Purpose of the Study:
- To evaluate the impact of subjective Baseline model design decisions on forecast performance.
- To identify optimal Baseline model specifications for trend forecasting.
- To compare trend baseline models with seasonal baseline models for specific surveillance targets.
Main Methods:
- Retrospective forecasting was performed using multiple years of data for COVID-19, influenza, and RSV hospital admissions, and weighted influenza-like illness (wILI).

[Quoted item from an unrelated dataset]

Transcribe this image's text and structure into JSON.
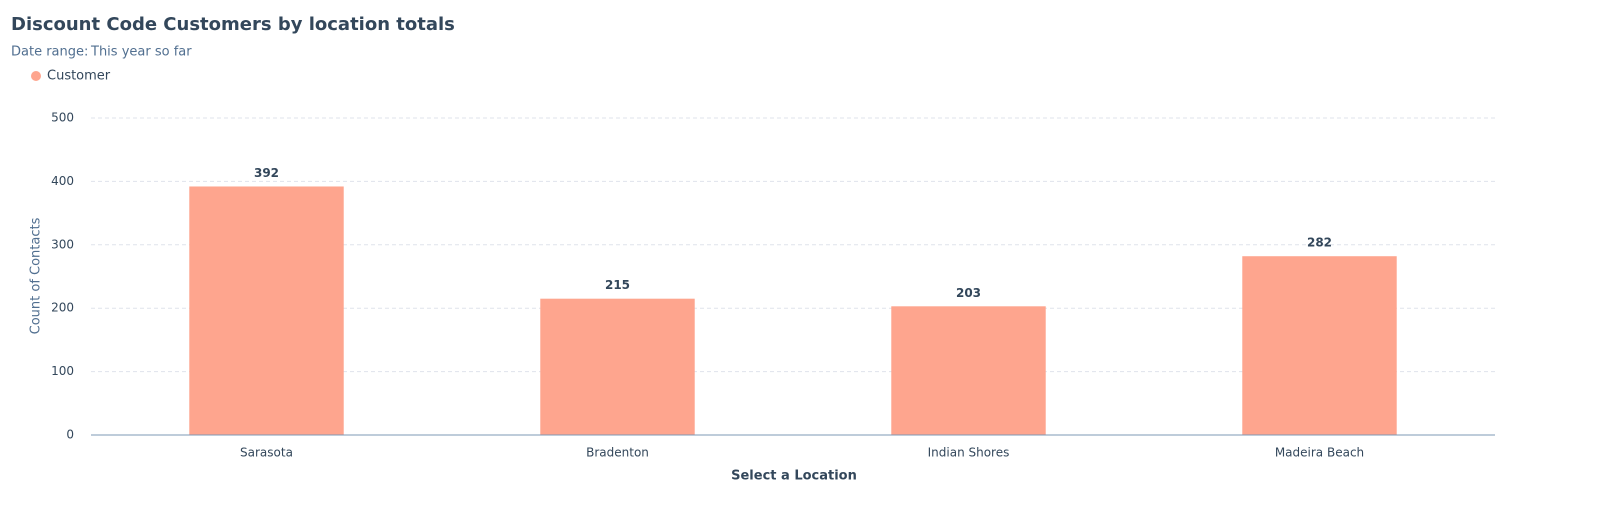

- Three key Baseline specification decisions were evaluated: amount of historical data, data transformation, and forecast variant (flatline vs. drift).
- Trend baseline models were compared to a seasonal baseline model for wILI data.
Main Results:
- Model specification significantly altered forecast performance across all targets.
- An optimal performing model was identified as a flatline model using 6-12 transformed recent observations.
- This optimal model outperformed the current standard Baseline by an average of 9.6% and a seasonal baseline by 32.3%.
Conclusions:
- Subjective Baseline design choices materially influence forecast accuracy and model rankings within collaborative hubs.
- Increased transparency in Baseline model specifications is necessary.
- Routine inclusion of multiple benchmark models in forecast hubs is recommended.